Un jeune homme est mort.
Un bête accident de moto.
Sa petite amie est au bord du gouffre. Sur son lit, elle se met en position fœtale et pleure de tout son soûl. Un grand bébé inconsolable que son père Jérôme ne sait plus comment prendre.
Autour de ce duo gravitent quelques satellites. La mère, tout d’abord, partie depuis longtemps du foyer et qui revient  pour enterrer un garçon qu’elle ne connaît pas. D’ailleurs, connaît-elle encore sa fille ?
C’est une mère particulière. Distante.
Puis, il y a Rosy, la bonne copine de Marina. La fidèle amie qui vient tous les jours et qui offre ses rondeurs au corps désolé de son amie. Elle comble l’absence maternelle.
Un peu plus loin dans le récit, un inspecteur homo à la retraite viendra poser des questions à Jérôme. Il y a quelques mois, une jeune fille a disparu et il aimerait savoir ce qu’elle est devenue.
Enfin, une cliente de Jérôme entrera à pas de loup dans ce cercle.

Voici un roman sur le deuil, le deuil d’un jeune homme et la disparition d’une jeune femme. Mais c’est aussi un roman sur la quête identitaire. Quand un enfant part trop tôt, les adultes replongent dans leur propre enfance et aimeraient effacer quelques points d’interrogation. C’est le cas de Jérôme, un enfant trouvé. A 3 ans, il est sorti d’un bois et il ne se rappelle pas de sa vie d’avant … Cette énigme à résoudre le taraude de nouveau lors de la mort d’Armand.

Quelques fois le récit fait une embardée et part sur quelques routes secondaires : il s’interroge sur le devenir des couples, mais aussi leurs désirs et leurs manquements, le rapport qu’entretiennent les parents avec leurs enfants … parfois il flirte avec le conte quand il s’intéresse au passé de Jérôme. A-t-il vraiment été un enfant des bois ?

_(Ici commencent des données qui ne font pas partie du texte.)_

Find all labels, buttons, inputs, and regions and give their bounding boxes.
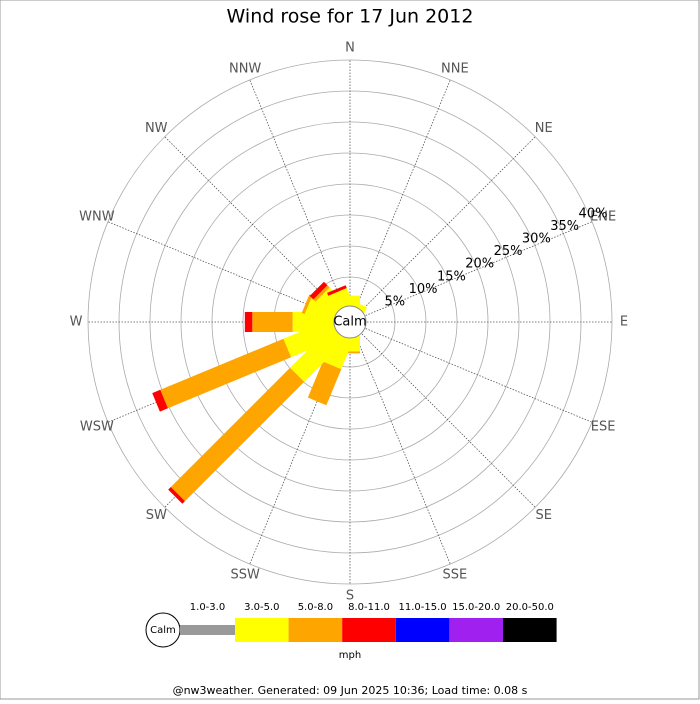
- spoke: [107, 221, 338, 318]
- ring-label: 40%: [579, 206, 608, 221]
- spoke: [359, 331, 536, 508]
- direction-label: WSW: [80, 419, 114, 434]
- direction-bar: [244, 312, 336, 332]
- direction-label: ENE: [590, 210, 616, 225]
- legend-swatch: [342, 618, 396, 642]
- direction-label: N: [345, 41, 355, 56]
- direction-label: SSE: [442, 568, 467, 583]
- ring-label: 30%: [522, 232, 551, 247]
- bar-segment: [168, 487, 185, 504]
- legend-label: 8.0-11.0: [348, 602, 390, 613]
- ring-label: 20%: [465, 257, 494, 272]
- legend-label: 15.0-20.0: [452, 602, 500, 613]
- legend-label: 3.0-5.0: [244, 602, 279, 613]
- spoke: [249, 334, 346, 565]
- legend-swatch: [235, 618, 289, 642]
- ring-label: 10%: [409, 282, 438, 297]
- bar-segment: [307, 361, 342, 406]
- legend-swatch: [180, 625, 235, 635]
- bar-segment: [170, 367, 305, 502]
- legend-label: 11.0-15.0: [399, 602, 447, 613]
- calm-circle: [333, 305, 367, 339]
- direction-label: WNW: [79, 210, 115, 225]
- unit-label: mph: [339, 650, 361, 661]
- bar-segment: [304, 295, 341, 326]
- direction-label: NNE: [441, 61, 469, 76]
- direction-label: E: [620, 315, 628, 330]
- calm-label: Calm: [333, 315, 366, 330]
- direction-bar: [307, 331, 354, 406]
- bar-segment: [160, 338, 292, 409]
- bar-segment: [313, 285, 330, 302]
- ring-label: 35%: [550, 219, 579, 234]
- direction-label: NE: [535, 121, 553, 136]
- bar-segment: [327, 285, 347, 296]
- legend-label: 20.0-50.0: [506, 602, 554, 613]
- direction-label: SE: [536, 508, 552, 523]
- bar-segment: [309, 281, 328, 300]
- direction-label: W: [70, 315, 83, 330]
- spoke: [362, 326, 593, 423]
- legend-swatch: [503, 618, 557, 642]
- legend-label: 5.0-8.0: [298, 602, 333, 613]
- ring-label: 25%: [494, 244, 523, 259]
- direction-bar: [301, 294, 341, 326]
- chart-title: Wind rose for 17 Jun 2012: [227, 6, 474, 28]
- bar-segment: [252, 312, 293, 332]
- direction-label: SW: [146, 508, 167, 523]
- spoke: [354, 334, 451, 565]
- spoke: [354, 79, 451, 310]
- direction-label: NW: [145, 121, 168, 136]
- spoke: [362, 221, 593, 318]
- legend-label: 1.0-3.0: [190, 602, 225, 613]
- ring: [87, 59, 613, 585]
- legend-calm-label: Calm: [150, 625, 176, 636]
- spoke: [249, 79, 346, 310]
- direction-label: S: [346, 589, 354, 604]
- legend-swatch: [449, 618, 503, 642]
- bar-segment: [244, 312, 253, 332]
- bar-segment: [340, 351, 360, 354]
- legend-swatch: [395, 618, 450, 642]
- bar-segment: [152, 389, 168, 412]
- spoke: [164, 136, 341, 313]
- spoke: [359, 136, 536, 313]
- bar-segment: [322, 331, 354, 370]
- direction-label: ESE: [591, 419, 616, 434]
- direction-label: NNW: [229, 61, 261, 76]
- ring-label: 15%: [437, 269, 466, 284]
- ring: [180, 152, 520, 492]
- direction-label: SSW: [230, 568, 260, 583]
- ring-label: 5%: [384, 295, 405, 310]
- bar-segment: [301, 294, 313, 315]
- footer: @nw3weather. Generated: 09 Jun 2025 10:3…: [173, 684, 528, 697]
- legend-swatch: [288, 618, 343, 642]
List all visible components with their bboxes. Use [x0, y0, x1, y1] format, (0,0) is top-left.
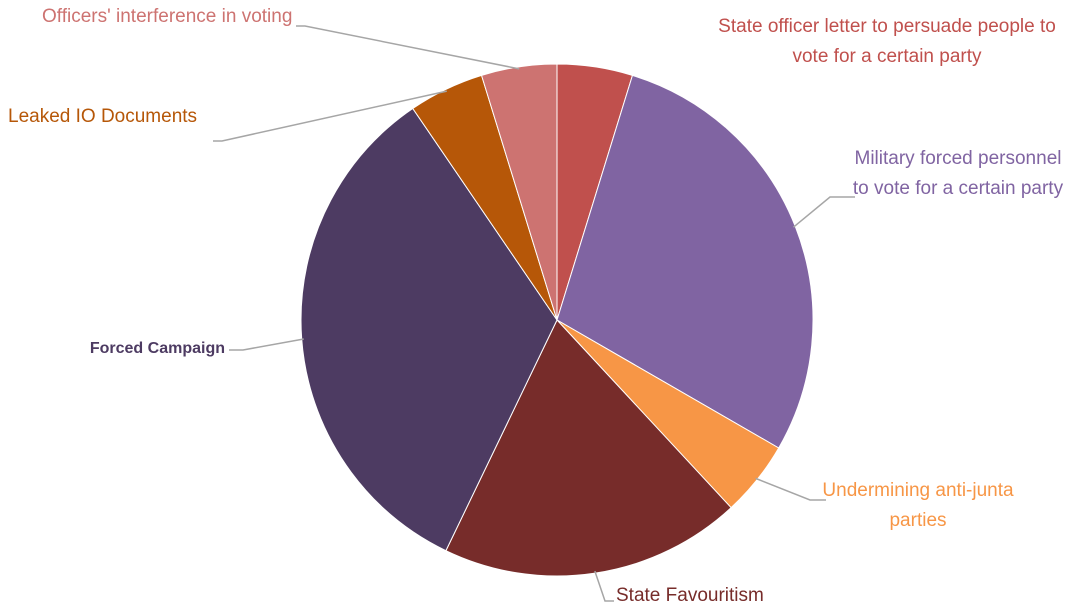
leader-line [594, 570, 614, 602]
slice-label: Undermining anti-junta parties [822, 480, 1014, 531]
slice-label: Leaked IO Documents [8, 106, 198, 127]
slice-label: State officer letter to persuade people … [718, 16, 1056, 67]
slice-label: Military forced personnel to vote for a … [852, 148, 1064, 199]
slice-label: Forced Campaign [89, 340, 225, 357]
leader-line [296, 25, 520, 70]
leader-line [213, 90, 447, 142]
pie-slice [480, 63, 558, 321]
leader-line [792, 196, 855, 228]
slice-label: State Favouritism [616, 585, 764, 606]
slice-label: Officers' interference in voting [42, 6, 293, 27]
leader-line [755, 477, 826, 501]
leader-line [229, 338, 304, 351]
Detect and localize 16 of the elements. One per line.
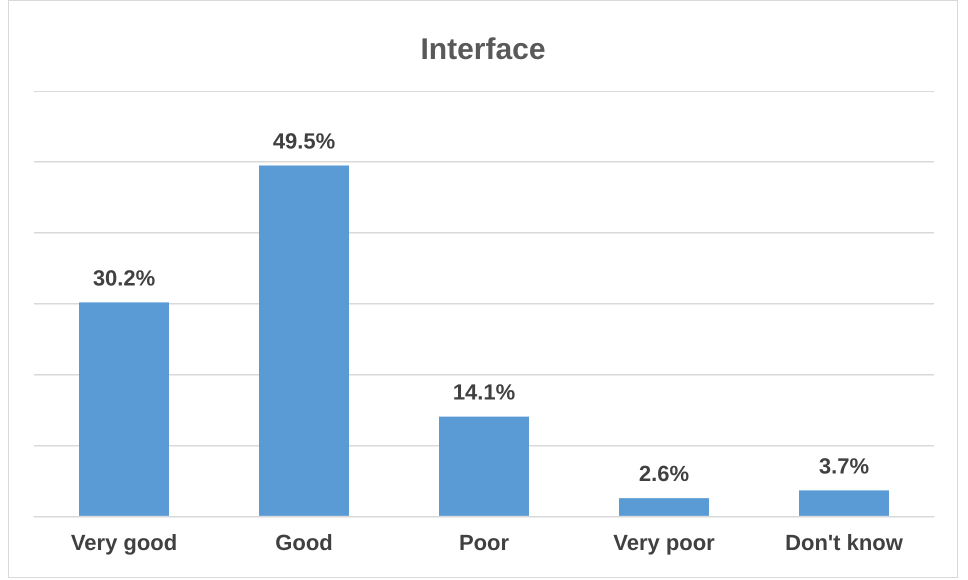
x-tick-label: Very poor	[613, 530, 716, 555]
bar	[259, 165, 349, 516]
bar	[799, 490, 889, 516]
chart-title: Interface	[419, 33, 547, 67]
data-label: 2.6%	[638, 461, 690, 486]
x-tick-label: Poor	[458, 530, 510, 555]
x-tick-label: Don't know	[785, 530, 904, 555]
data-label: 3.7%	[818, 453, 870, 478]
bar	[79, 302, 169, 516]
data-label: 30.2%	[92, 265, 156, 290]
data-label: 14.1%	[452, 380, 516, 405]
x-tick-label: Very good	[70, 530, 178, 555]
bar	[439, 416, 529, 516]
x-tick-label: Good	[275, 530, 333, 555]
bar	[619, 498, 709, 516]
data-label: 49.5%	[272, 128, 336, 154]
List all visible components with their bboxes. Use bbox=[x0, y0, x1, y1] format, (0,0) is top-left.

C’est la première fois que je lis un roman d’Agnès Desarthe.
Si le souffle glacial du roman m’a quelques fois rebutée (quelle idée aussi d’emporter un tel roman quand on part au soleil …), la plume de l’auteur m’a charmée.
Moins tranchante que Claudie Gallay, mais un peu âpre tout de même. J’aime ces écritures qui semblent posséder un souffle intérieur.
En revanche malgré la révélation finale, qui se veut être l’acmé du roman, son point culminant, j’ai trouvé que le récit s’effilochait trop en de nombreux ramages pour pouvoir posséder une véritable tension. Le deuil, la disparition d’une jeune fille, la simili-enquête, les problèmes relationnels et la quête identitaire : des thèmes lourds, aussi j’aurais préféré davantage de ponts reliant ces thèmes …
Malgré tout, la plume de Desarthe vaut le détour. Aussi, j’essaierai un autre de ses romans. Peut-être que la construction de celui-là ne me chagrinera pas.

Chronique réalisée par Leiloona de Bric à Book

Quatrième de couverture :

Jérôme est un homme calme. C’est du moins ce qu’il croit. Lorsque l’amoureux de sa fille Marina meurt dans un accident, il tombe dans une profonde agitation.

Que faire du chagrin de Marina ?

D’autres secousses, de plus en plus fortes, viennent ébranler la vie de Jérôme. Il doit alors se rendre à l’évidence : de lui-même et de ses origines, il ne sait rien, sinon qu’il fut recueilli jadis, errant dans les bois, par un couple qui l’adopta. D’où vient Jérôme, l’enfant sauvage ?

Pour le savoir, il lui faudra plonger à nouveau dans la nuit brune, guidé par un étrange mentor.

Dans ce livre, un homme doit se confronter à des forces qui le dépassent, et qui portent des noms si anciens qu’ils ont presque perdu leur sens, comme Éros ou Thanatos. Pour lui,

l’Histoire est vraiment un cauchemar dont il essaie de s’éveiller. Usant de toutes les ressources du romanesque, sans se priver de celles du conte, Agnès Desarthe ne cesse de nous surprendre et de nous enchanter.